One of my coworkers has two sons who are a few years younger than mine. This coworker, who was born and raised in China then came to this country after college, periodically turns to me for explanations about American practices related to school and parenting. For example, I’ve explained birthday party etiquette to her, and what classes a typical middle-school student is likely to take. My favorite was the time I helped her write the “Here’s what my 3rd grader is like, and here’s why you should assign him to the good, strict 4th grade teacher next year and not the relaxed, self-esteem-boosting 4th grade teacher, but we need to phrase it differently since you don’t technically allow us to request specific teachers” letter to her son’s school. (Ah, the joy of elementary school class placement in a middle-class suburb.)
A couple weeks ago, I asked how her older son was doing in middle school. She said he’d had a band concert recently that went really well, then continued, “The band teacher, the kids say she is lesbian. And when she thanked people at the concert for giving their support, she said ‘Thank you to my wife.’ I felt so uncomfortable!”
It occurred to me that clearly this coworker has no idea I’m a lesbian, and equally clearly this didn’t seem like quite the right time to come out to her.
She continued, “I’m from China, nobody talks about this there. My son says ‘Mom, it’s no big deal,’ but I don’t know. Is everybody here OK with it?”
I answered honestly, “Well, a lot of people here, especially younger people, are totally fine with it. And some people aren’t OK with it, and some people are changing how they feel about it. That’s why you hear so much about it in politics, like what Obama said recently about changing how he feels.”
She said, “I would have felt better if she said ‘partner’ instead of ‘wife.’ But ‘wife’ must mean she is already married.”
I replied, “Yes, it probably does mean she is already married. And if she had thanked a husband instead of her wife, nobody would have thought anything about it. She just wants to be able to talk about her family the way anybody else would.”
She nodded, and I could see her understanding grow as she thought that over, and we both went back to work.
Obama’s recent announcement that he finally supports same-sex marriage had left me feeling angry and frustrated. It wasn’t just because it’s taken so long for someone in power, and someone who wanted my vote, to decide I deserve equal rights, but also because I’m expected to feel grateful he’s finally “evolved” enough to say it. His statements have never seemed like anything more than a political power play.

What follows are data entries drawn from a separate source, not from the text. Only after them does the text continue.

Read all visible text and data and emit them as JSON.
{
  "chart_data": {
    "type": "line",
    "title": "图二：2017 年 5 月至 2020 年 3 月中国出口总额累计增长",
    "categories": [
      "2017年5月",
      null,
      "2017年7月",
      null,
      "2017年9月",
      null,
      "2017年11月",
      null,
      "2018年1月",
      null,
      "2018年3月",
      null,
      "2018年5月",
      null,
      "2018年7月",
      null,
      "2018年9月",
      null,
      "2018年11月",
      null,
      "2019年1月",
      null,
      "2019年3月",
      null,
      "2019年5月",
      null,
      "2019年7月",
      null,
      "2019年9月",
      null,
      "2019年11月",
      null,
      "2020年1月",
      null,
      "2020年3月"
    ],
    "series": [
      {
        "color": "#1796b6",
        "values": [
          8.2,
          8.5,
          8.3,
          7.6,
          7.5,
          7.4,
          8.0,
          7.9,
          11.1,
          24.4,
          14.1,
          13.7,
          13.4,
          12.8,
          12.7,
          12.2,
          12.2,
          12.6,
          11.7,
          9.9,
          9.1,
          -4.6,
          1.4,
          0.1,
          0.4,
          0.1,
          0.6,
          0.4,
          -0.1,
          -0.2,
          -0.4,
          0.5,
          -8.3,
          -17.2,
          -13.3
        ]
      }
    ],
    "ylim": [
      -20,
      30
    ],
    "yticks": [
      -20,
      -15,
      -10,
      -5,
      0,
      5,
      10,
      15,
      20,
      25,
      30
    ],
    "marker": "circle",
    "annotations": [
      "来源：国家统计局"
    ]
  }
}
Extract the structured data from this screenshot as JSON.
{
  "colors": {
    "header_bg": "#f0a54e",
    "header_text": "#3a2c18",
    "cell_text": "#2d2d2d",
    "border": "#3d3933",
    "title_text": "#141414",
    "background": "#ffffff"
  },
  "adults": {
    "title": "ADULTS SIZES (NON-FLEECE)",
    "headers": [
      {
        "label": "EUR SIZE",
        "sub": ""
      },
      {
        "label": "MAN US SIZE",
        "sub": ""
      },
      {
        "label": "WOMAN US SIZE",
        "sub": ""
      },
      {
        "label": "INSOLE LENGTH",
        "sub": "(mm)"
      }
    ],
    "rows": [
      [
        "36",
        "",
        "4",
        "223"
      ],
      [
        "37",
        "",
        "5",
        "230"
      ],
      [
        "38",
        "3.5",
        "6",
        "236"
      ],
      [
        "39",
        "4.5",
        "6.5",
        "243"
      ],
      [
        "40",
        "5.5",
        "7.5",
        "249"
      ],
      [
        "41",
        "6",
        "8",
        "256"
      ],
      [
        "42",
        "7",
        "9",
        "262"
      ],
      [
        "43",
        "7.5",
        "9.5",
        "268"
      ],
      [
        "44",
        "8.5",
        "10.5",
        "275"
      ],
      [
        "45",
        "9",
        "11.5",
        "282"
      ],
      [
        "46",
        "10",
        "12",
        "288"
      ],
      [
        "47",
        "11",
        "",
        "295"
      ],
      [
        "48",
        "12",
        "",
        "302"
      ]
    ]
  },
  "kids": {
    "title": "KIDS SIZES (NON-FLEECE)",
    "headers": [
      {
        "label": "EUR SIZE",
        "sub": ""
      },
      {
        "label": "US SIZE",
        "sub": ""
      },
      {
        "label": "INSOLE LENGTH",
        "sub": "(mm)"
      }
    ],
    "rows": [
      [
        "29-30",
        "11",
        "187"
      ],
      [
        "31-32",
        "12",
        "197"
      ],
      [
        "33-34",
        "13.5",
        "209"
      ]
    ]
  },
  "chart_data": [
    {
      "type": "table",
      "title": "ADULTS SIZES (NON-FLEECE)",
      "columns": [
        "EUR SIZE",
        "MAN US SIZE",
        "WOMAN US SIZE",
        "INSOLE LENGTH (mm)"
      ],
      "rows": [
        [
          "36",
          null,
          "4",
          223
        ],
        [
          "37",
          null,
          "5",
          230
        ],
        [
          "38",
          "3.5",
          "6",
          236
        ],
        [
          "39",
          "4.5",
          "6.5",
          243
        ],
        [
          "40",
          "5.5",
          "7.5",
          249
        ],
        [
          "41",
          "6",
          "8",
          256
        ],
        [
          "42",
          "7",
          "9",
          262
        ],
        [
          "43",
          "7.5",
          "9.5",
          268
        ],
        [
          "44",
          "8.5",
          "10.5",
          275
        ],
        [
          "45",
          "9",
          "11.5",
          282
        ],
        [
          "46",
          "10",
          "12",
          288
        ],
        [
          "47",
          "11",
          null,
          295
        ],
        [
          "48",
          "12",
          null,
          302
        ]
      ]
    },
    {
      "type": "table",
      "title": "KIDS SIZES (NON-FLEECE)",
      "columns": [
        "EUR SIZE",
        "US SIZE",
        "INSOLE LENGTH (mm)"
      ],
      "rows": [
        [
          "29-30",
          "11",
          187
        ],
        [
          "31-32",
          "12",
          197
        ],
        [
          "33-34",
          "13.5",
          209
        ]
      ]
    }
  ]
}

But my coworker, who talked about how the teacher’s statement made her feel, but never once indicated she thought the teacher shouldn’t have been allowed to say it, and who acknowledged this a topic she’s never discussed – it was wonderful to see her genuinely grappling with the concept, and then the understanding and a bit more acceptance spread across her face.
And also wonderful that her preteen son is giving her exactly the same message at home.